Je voudrais à mon nom propre et au nom des femmes Burundaises qui ont organisé cette soirée, souhaiter la bienvenue à toutes et à tous. Sentez-vous chez vous, cette merveilleuse soirée est la vôtre !

Comme vous savez, aujourd’hui, nous célébrons la journée Internationale de la femme dont le thème central de cette année est: «acteurs ruraux et urbains ensemble, transformons la vie des femmes». Nous pouvons longuement méditer sur ce thème car la femme est une mère, elle donne la vie, elle fait des travaux de tous les jours et participe activement à la vie socio- économique du pays, bref, elle est le pilier du développement.

L’analyse du rôle de la femme rurale dans l’économie nationale se caractérise par un pro-fond déséquilibre entre sa forte participation dans le processus de développement et la faible rétribution qu’elle reçoit en contrepartie. Présente dans les activités de production, la contribution de la femme rurale au processus de développement est considérable. Malheureusement, sa part dans la production est souvent sous-estimée et ignorée parce que rarement comptabilisée.

( Photo : Burundi Forum 2018 )
( Photo : Burundi Forum 2018 )

Mesdames, Messieurs, chers invités, chers amis,

Comme vous savez, les femmes constituent l’épine dorsale de l’économie rurale en Afrique en général et au Burundi en particulier, et partant celle de l’économie nationale toute entière. Dans les zones rurales, du nord au sud, de l’ouest à l’Est, on note une forte implication des femmes dans les activités économiques. Plus de 90% d’entre elles vivent et travaillent dans les campagnes lointaines et souvent dans des conditions précaires. Nombreuses sont les femmes qui travaillent en moyenne 15 heures par jour pour subvenir aux besoins de leurs familles.

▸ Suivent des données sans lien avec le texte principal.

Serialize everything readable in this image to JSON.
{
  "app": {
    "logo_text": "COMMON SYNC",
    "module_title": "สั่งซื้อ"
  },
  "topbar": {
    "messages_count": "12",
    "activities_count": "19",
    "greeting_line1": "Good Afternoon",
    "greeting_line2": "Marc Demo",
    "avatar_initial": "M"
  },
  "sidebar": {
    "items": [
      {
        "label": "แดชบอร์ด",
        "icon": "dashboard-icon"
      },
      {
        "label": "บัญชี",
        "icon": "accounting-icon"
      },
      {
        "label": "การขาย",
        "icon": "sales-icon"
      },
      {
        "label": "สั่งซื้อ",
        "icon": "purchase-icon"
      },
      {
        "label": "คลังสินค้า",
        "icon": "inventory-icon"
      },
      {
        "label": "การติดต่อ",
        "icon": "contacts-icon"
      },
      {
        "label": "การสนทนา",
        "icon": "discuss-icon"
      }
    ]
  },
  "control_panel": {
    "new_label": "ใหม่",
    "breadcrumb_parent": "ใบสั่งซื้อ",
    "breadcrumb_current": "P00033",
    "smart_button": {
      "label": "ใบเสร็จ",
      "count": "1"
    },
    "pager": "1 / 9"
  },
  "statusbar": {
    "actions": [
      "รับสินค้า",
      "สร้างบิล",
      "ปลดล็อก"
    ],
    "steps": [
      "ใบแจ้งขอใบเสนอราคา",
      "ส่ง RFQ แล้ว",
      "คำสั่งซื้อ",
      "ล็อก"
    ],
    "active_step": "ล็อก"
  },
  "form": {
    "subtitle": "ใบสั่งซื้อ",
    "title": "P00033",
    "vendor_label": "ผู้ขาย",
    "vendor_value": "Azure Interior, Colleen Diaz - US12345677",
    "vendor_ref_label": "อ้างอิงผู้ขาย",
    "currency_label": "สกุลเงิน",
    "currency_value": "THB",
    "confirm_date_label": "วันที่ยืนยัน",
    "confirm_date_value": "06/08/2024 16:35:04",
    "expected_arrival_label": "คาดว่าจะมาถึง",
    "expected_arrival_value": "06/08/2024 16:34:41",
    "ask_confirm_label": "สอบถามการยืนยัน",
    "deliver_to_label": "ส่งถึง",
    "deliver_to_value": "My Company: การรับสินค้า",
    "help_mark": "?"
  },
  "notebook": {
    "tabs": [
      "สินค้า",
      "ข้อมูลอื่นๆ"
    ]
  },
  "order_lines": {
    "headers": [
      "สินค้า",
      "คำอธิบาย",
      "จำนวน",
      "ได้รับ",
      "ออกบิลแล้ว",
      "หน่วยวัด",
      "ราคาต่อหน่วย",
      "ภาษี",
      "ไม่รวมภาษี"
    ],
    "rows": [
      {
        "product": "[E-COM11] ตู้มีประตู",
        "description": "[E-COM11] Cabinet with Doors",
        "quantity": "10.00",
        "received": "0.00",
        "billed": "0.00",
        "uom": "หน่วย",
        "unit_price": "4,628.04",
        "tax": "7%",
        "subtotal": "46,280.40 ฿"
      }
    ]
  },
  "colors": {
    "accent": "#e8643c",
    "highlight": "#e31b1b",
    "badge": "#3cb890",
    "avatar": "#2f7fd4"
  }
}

Au Burundi, la femme fournit l’essentiel de la force de production dans le secteur de l’agriculture. La femme burundaise s’occupe en majorité́ des activités champêtres: le labour, le semis, le sarclage, la récolte, le transport, la conservation, la transformation et la commercialisation des pro-duits agricoles. Mais elle n’a ni accès au contrôle des bénéfices, ni le pouvoir de décider de leur utilisation. Elle se fait aider quelquefois par l’homme et par les enfants mais le gros du travail lui revient. La situation difficile de la femme est encore aggravée par un manque d’accès aux technologies adaptées. Elle utilise par exemple des outils archaïques, outils qui la fatiguent et l’épuise davantage. Pour alléger sa charge de travail et réduire sa vulnérabilité, la femme fait donc beaucoup d’enfants. Il s’agit là d’une stratégie de défense qui a malheureusement de lourdes conséquences sur la santé reproductive de la femme et l’économie du pays.

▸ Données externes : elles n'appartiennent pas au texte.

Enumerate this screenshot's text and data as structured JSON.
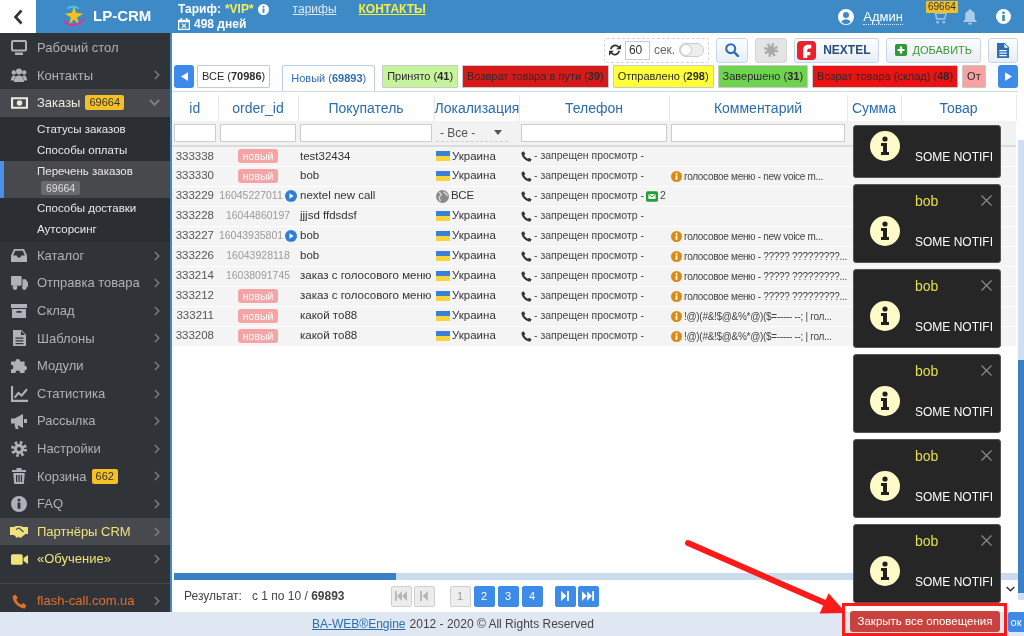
{
  "logo": {
    "text": "LP-CRM"
  },
  "header": {
    "tariff_label": "Тариф:",
    "tariff": "*VIP*",
    "tariffs_link": "тарифы",
    "contacts_link": "КОНТАКТЫ",
    "days": "498 дней",
    "user": "Админ",
    "cart_count": "69664"
  },
  "sidebar": {
    "items": [
      {
        "label": "Рабочий стол",
        "highlighted": false
      },
      {
        "label": "Контакты",
        "highlighted": false,
        "expanded": false
      },
      {
        "label": "Заказы",
        "badge": "69664",
        "highlighted": true,
        "expanded": true,
        "children": [
          {
            "label": "Статусы заказов",
            "selected": false
          },
          {
            "label": "Способы оплаты",
            "selected": false
          },
          {
            "label": "Перечень заказов",
            "badge": "69664",
            "selected": true
          },
          {
            "label": "Способы доставки",
            "selected": false
          },
          {
            "label": "Аутсорсинг",
            "selected": false
          }
        ]
      },
      {
        "label": "Каталог",
        "highlighted": false,
        "expanded": false
      },
      {
        "label": "Отправка товара",
        "highlighted": false,
        "expanded": false
      },
      {
        "label": "Склад",
        "highlighted": false,
        "expanded": false
      },
      {
        "label": "Шаблоны",
        "highlighted": false,
        "expanded": false
      },
      {
        "label": "Модули",
        "highlighted": false,
        "expanded": false
      },
      {
        "label": "Статистика",
        "highlighted": false,
        "expanded": false
      },
      {
        "label": "Рассылка",
        "highlighted": false,
        "expanded": false
      },
      {
        "label": "Настройки",
        "highlighted": false,
        "expanded": false
      },
      {
        "label": "Корзина",
        "badge": "662",
        "highlighted": false,
        "expanded": false
      },
      {
        "label": "FAQ",
        "highlighted": false,
        "expanded": false
      },
      {
        "label": "Партнёры CRM",
        "highlighted": true,
        "expanded": false,
        "color": "#efe27a"
      },
      {
        "label": "«Обучение»",
        "highlighted": false,
        "expanded": false,
        "color": "#efe27a"
      }
    ],
    "links": [
      {
        "label": "flash-call.com.ua",
        "expanded": false,
        "color": "#e0702a"
      }
    ]
  },
  "toolbar": {
    "interval": "60",
    "unit": "сек.",
    "auto_refresh": false,
    "buttons": [
      {
        "kind": "search",
        "disabled": false
      },
      {
        "kind": "settings",
        "disabled": true
      },
      {
        "kind": "nextel",
        "label": "NEXTEL",
        "disabled": false
      },
      {
        "kind": "add",
        "label": "ДОБАВИТЬ",
        "disabled": false
      },
      {
        "kind": "document",
        "disabled": false
      }
    ]
  },
  "tabs": [
    {
      "label": "ВСЕ (**70986**)",
      "selected": false,
      "color": "#ffffff"
    },
    {
      "label": "Новый (**69893**)",
      "selected": true,
      "color": "#ffffff"
    },
    {
      "label": "Принято (**41**)",
      "selected": false,
      "color": "#c6f39b"
    },
    {
      "label": "Возврат товара в пути (**39**)",
      "selected": false,
      "color": "#d61a1a"
    },
    {
      "label": "Отправлено (**298**)",
      "selected": false,
      "color": "#ffff3a"
    },
    {
      "label": "Завершено (**31**)",
      "selected": false,
      "color": "#6fd34f"
    },
    {
      "label": "Возрат товара (склад) (**48**)",
      "selected": false,
      "color": "#ea1212"
    },
    {
      "label": "От",
      "selected": false,
      "color": "#f7a1a1"
    }
  ],
  "table": {
    "columns": [
      {
        "label": "id",
        "filter": {
          "kind": "text"
        }
      },
      {
        "label": "order_id",
        "filter": {
          "kind": "text"
        }
      },
      {
        "label": "Покупатель",
        "filter": {
          "kind": "text"
        }
      },
      {
        "label": "Локализация",
        "filter": {
          "kind": "select",
          "value": "- Все -"
        }
      },
      {
        "label": "Телефон",
        "filter": {
          "kind": "text"
        }
      },
      {
        "label": "Комментарий",
        "filter": {
          "kind": "text"
        }
      },
      {
        "label": "Сумма"
      },
      {
        "label": "Товар"
      }
    ],
    "rows": [
      {
        "id": "333338",
        "order": {
          "kind": "badge",
          "text": "новый",
          "audio": false
        },
        "customer": "test32434",
        "location": {
          "kind": "flag",
          "text": "Украина"
        },
        "phone": "- запрещен просмотр -"
      },
      {
        "id": "333330",
        "order": {
          "kind": "badge",
          "text": "новый",
          "audio": false
        },
        "customer": "bob",
        "location": {
          "kind": "flag",
          "text": "Украина"
        },
        "phone": "- запрещен просмотр -",
        "comment": "голосовое меню - new voice m..."
      },
      {
        "id": "333229",
        "order": {
          "kind": "number",
          "text": "16045227011",
          "audio": true
        },
        "customer": "nextel new call",
        "location": {
          "kind": "globe",
          "text": "ВСЕ"
        },
        "phone": "- запрещен просмотр -",
        "messages": "2"
      },
      {
        "id": "333228",
        "order": {
          "kind": "number",
          "text": "16044860197",
          "audio": false
        },
        "customer": "jjjsd ffdsdsf",
        "location": {
          "kind": "flag",
          "text": "Украина"
        },
        "phone": "- запрещен просмотр -"
      },
      {
        "id": "333227",
        "order": {
          "kind": "number",
          "text": "16043935801",
          "audio": true
        },
        "customer": "bob",
        "location": {
          "kind": "flag",
          "text": "Украина"
        },
        "phone": "- запрещен просмотр -",
        "comment": "голосовое меню - new voice m..."
      },
      {
        "id": "333226",
        "order": {
          "kind": "number",
          "text": "16043928118",
          "audio": false
        },
        "customer": "bob",
        "location": {
          "kind": "flag",
          "text": "Украина"
        },
        "phone": "- запрещен просмотр -",
        "comment": "голосовое меню - ????? ?????????..."
      },
      {
        "id": "333214",
        "order": {
          "kind": "number",
          "text": "16038091745",
          "audio": false
        },
        "customer": "заказ с голосового меню",
        "location": {
          "kind": "flag",
          "text": "Украина"
        },
        "phone": "- запрещен просмотр -",
        "comment": "голосовое меню - ????? ?????????..."
      },
      {
        "id": "333212",
        "order": {
          "kind": "badge",
          "text": "новый",
          "audio": false
        },
        "customer": "заказ с голосового меню",
        "location": {
          "kind": "flag",
          "text": "Украина"
        },
        "phone": "- запрещен просмотр -",
        "comment": "голосовое меню - ????? ?????????..."
      },
      {
        "id": "333211",
        "order": {
          "kind": "badge",
          "text": "новый",
          "audio": false
        },
        "customer": "какой то88",
        "location": {
          "kind": "flag",
          "text": "Украина"
        },
        "phone": "- запрещен просмотр -",
        "comment": "!@)(#&!$@&%*@)($=----- --; | гол..."
      },
      {
        "id": "333208",
        "order": {
          "kind": "badge",
          "text": "новый",
          "audio": false
        },
        "customer": "какой то88",
        "location": {
          "kind": "flag",
          "text": "Украина"
        },
        "phone": "- запрещен просмотр -",
        "comment": "!@)(#&!$@&%*@)($=----- --; | гол..."
      }
    ]
  },
  "pagination": {
    "label": "Результат:",
    "range": "с 1 по 10 / **69893**",
    "nav_start": [
      {
        "kind": "first",
        "disabled": true
      },
      {
        "kind": "prev",
        "disabled": true
      }
    ],
    "pages": [
      {
        "label": "1",
        "selected": true
      },
      {
        "label": "2",
        "selected": false
      },
      {
        "label": "3",
        "selected": false
      },
      {
        "label": "4",
        "selected": false
      }
    ],
    "nav_end": [
      {
        "kind": "next",
        "disabled": false
      },
      {
        "kind": "last",
        "disabled": false
      }
    ]
  },
  "footer": {
    "link": "BA-WEB®Engine",
    "text": "2012 - 2020 © All Rights Reserved",
    "button": "ок"
  },
  "notifications": {
    "items": [
      {
        "message": "SOME NOTIFI"
      },
      {
        "title": "bob",
        "message": "SOME NOTIFI"
      },
      {
        "title": "bob",
        "message": "SOME NOTIFI"
      },
      {
        "title": "bob",
        "message": "SOME NOTIFI"
      },
      {
        "title": "bob",
        "message": "SOME NOTIFI"
      },
      {
        "title": "bob",
        "message": "SOME NOTIFI"
      }
    ],
    "close_all": "Закрыть все оповещения"
  }
}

En plus des travaux agricoles, l’élevage constitue aussi une activité importante des femmes rurales dans notre pays. Nombreuses sont des femmes au Burundi qui sont propriétaires de volailles pendant que d’autres élèvent de petits ruminants: moutons, chèvres, etc. A ces activités s’ajoute l’artisanat qui occupe de nombreuses femmes surtout pendant la saison sèche. Il s’agit

particulièrement de la fabrication manuelle de plusieurs produits artisanaux dont certains sont vendus dans les centres urbains et semi urbains par des intermédiaires.

Il sied de souligner toutefois que les revenus générés par cette activité ainsi que ceux de l’embouche bovine, ovine, ou porcine ne sont pas de nature à réduire de façon significative la dépendance économique des femmes. Le Burundi tout comme les autres pays africains doit développer un secteur agricole plus productif, plus durable et plus équitable, et pour faire, il ne peut pas se permettre de négliger les femmes, véritables moteurs de l’économie rurale.

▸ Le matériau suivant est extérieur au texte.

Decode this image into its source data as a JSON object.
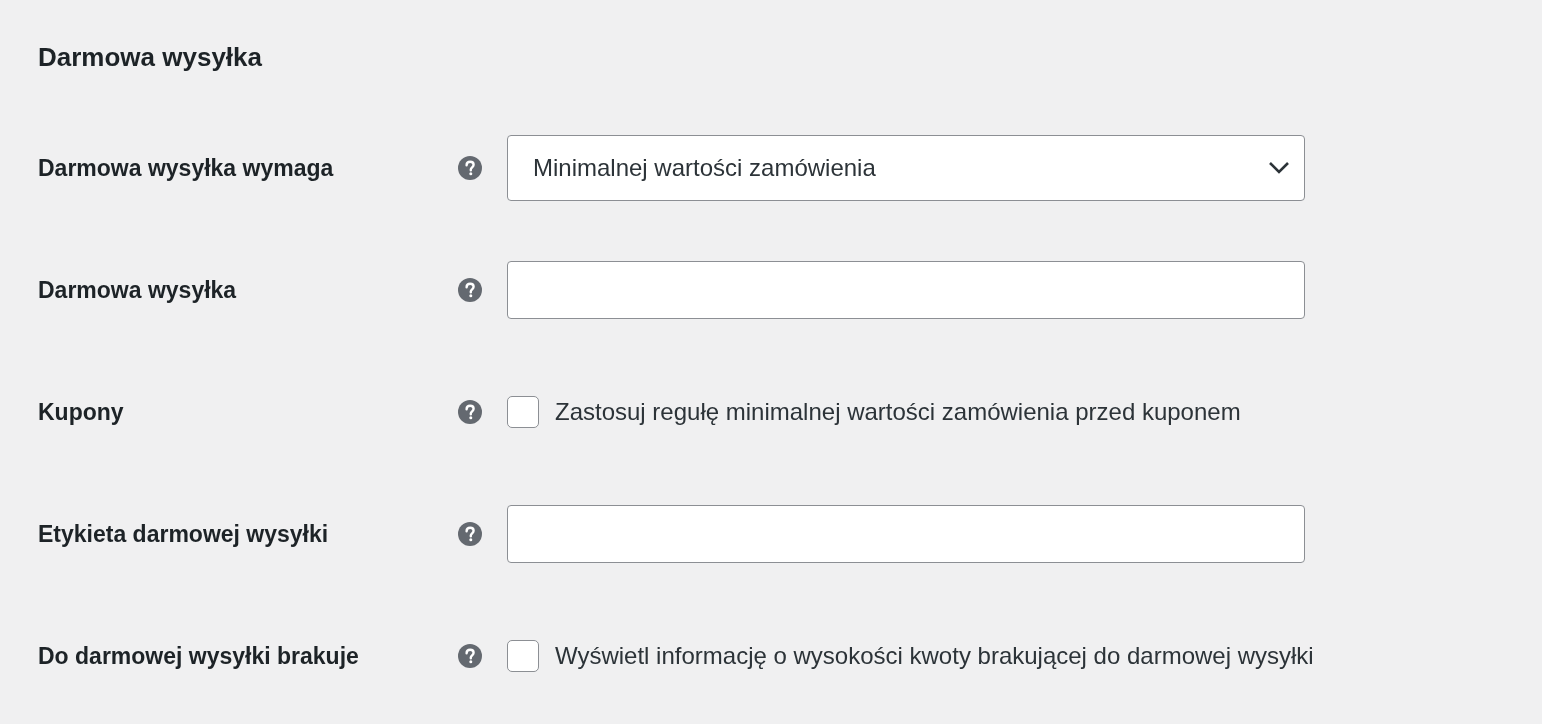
{
  "section": {
    "title": "Darmowa wysyłka"
  },
  "fields": [
    {
      "kind": "select",
      "label": "Darmowa wysyłka wymaga",
      "value": "Minimalnej wartości zamówienia"
    },
    {
      "kind": "text",
      "label": "Darmowa wysyłka"
    },
    {
      "kind": "checkbox",
      "label": "Kupony",
      "option": "Zastosuj regułę minimalnej wartości zamówienia przed kuponem",
      "checked": false
    },
    {
      "kind": "text",
      "label": "Etykieta darmowej wysyłki"
    },
    {
      "kind": "checkbox",
      "label": "Do darmowej wysyłki brakuje",
      "option": "Wyświetl informację o wysokości kwoty brakującej do darmowej wysyłki",
      "checked": false
    }
  ]
}
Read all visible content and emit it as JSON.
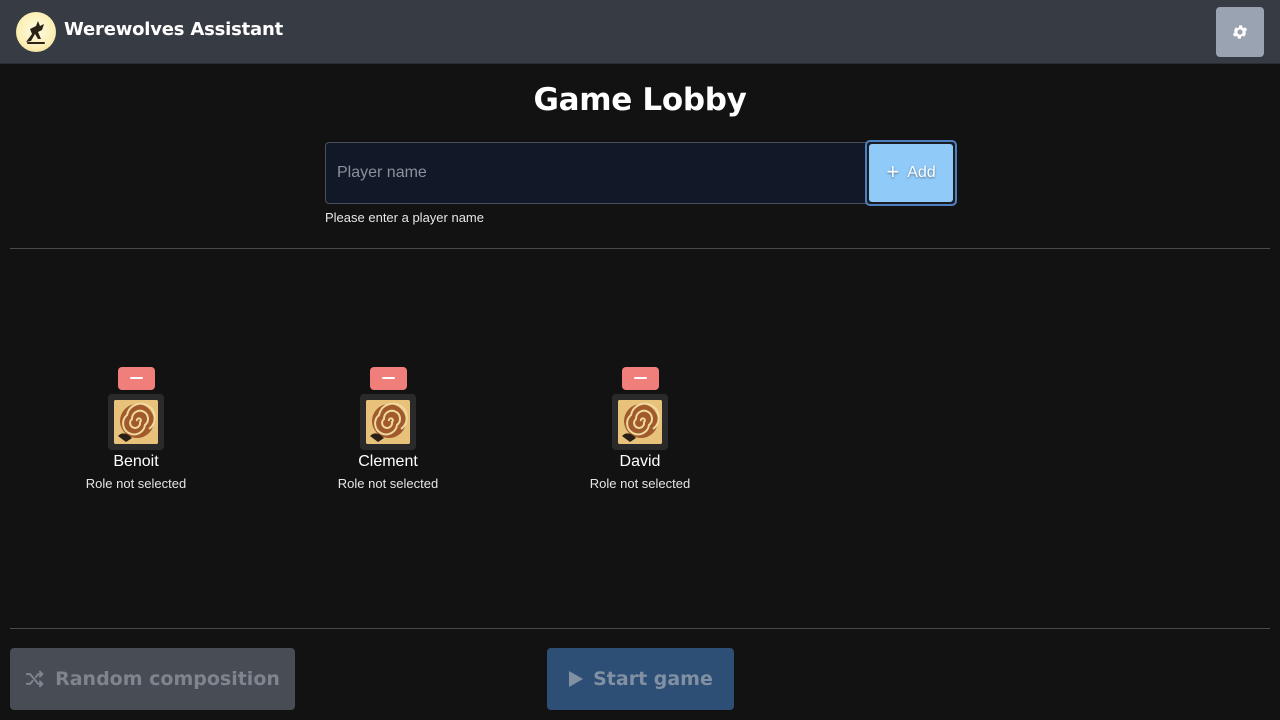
{
  "app": {
    "title": "Werewolves Assistant",
    "logo_icon": "howling-wolf-icon",
    "settings_icon": "gear-icon"
  },
  "lobby": {
    "title": "Game Lobby",
    "name_input": {
      "placeholder": "Player name",
      "value": ""
    },
    "add_button": {
      "label": "Add",
      "icon": "plus-icon"
    },
    "hint": "Please enter a player name"
  },
  "players": [
    {
      "name": "Benoit",
      "role_status": "Role not selected"
    },
    {
      "name": "Clement",
      "role_status": "Role not selected"
    },
    {
      "name": "David",
      "role_status": "Role not selected"
    }
  ],
  "footer": {
    "random_button": {
      "label": "Random composition",
      "icon": "shuffle-icon",
      "disabled": true
    },
    "start_button": {
      "label": "Start game",
      "icon": "play-icon",
      "disabled": true
    }
  },
  "colors": {
    "background": "#121212",
    "topbar": "#373b43",
    "accent": "#90caf9",
    "danger": "#f07f7c"
  }
}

Mesdames, Messieurs, chers invités, chers amis,

Au niveau des objectifs globaux de développement durable 2030 adoptés en 2015 par l’ensemble des Etats membres de l’ONU, il convient de rappeler que la femme rurale joue traditionnellement un rôle vital dans le soutien et la mise en œuvre du développement durable et inclusif. La femme rurale est le moteur de la croissance dans l’économie rurale et contribue à la réduction de la pauvreté, la sécurité alimentaire, la santé communautaire. Le renforcement de la femme rurale et la réalisation de l’égalité de genre restent essentiels dans la promotion du développement durable.

Même si les 17 objectifs de développement durable sont interdépendants l’un de l’autre, l’épanouissement intégral de la femme ne peut se faire qu’en mettant un accent particulier sur l’objectif 1 (mettre fin à la pauvreté), objectif No3 (assurer une santé durable et le bien-être social pour tous), l’objectif 5 (réaliser l’égalité de genre et renforcer toutes les femmes et les filles, l’objectif 8 (promouvoir une croissance économique durable, l’emploi et le travail décent pour tous).

Mesdames, Messieurs, chers invités, chers amis,

Parlons maintenant des défis auxquels les femmes doivent face au quotidien. Au Burundi, la question des contraintes auxquelles les femmes font face doit être abordée si l’on croit réellement au rôle majeur que joue l’agriculture dans la croissance économique. Ces contraintes sont de divers ordres.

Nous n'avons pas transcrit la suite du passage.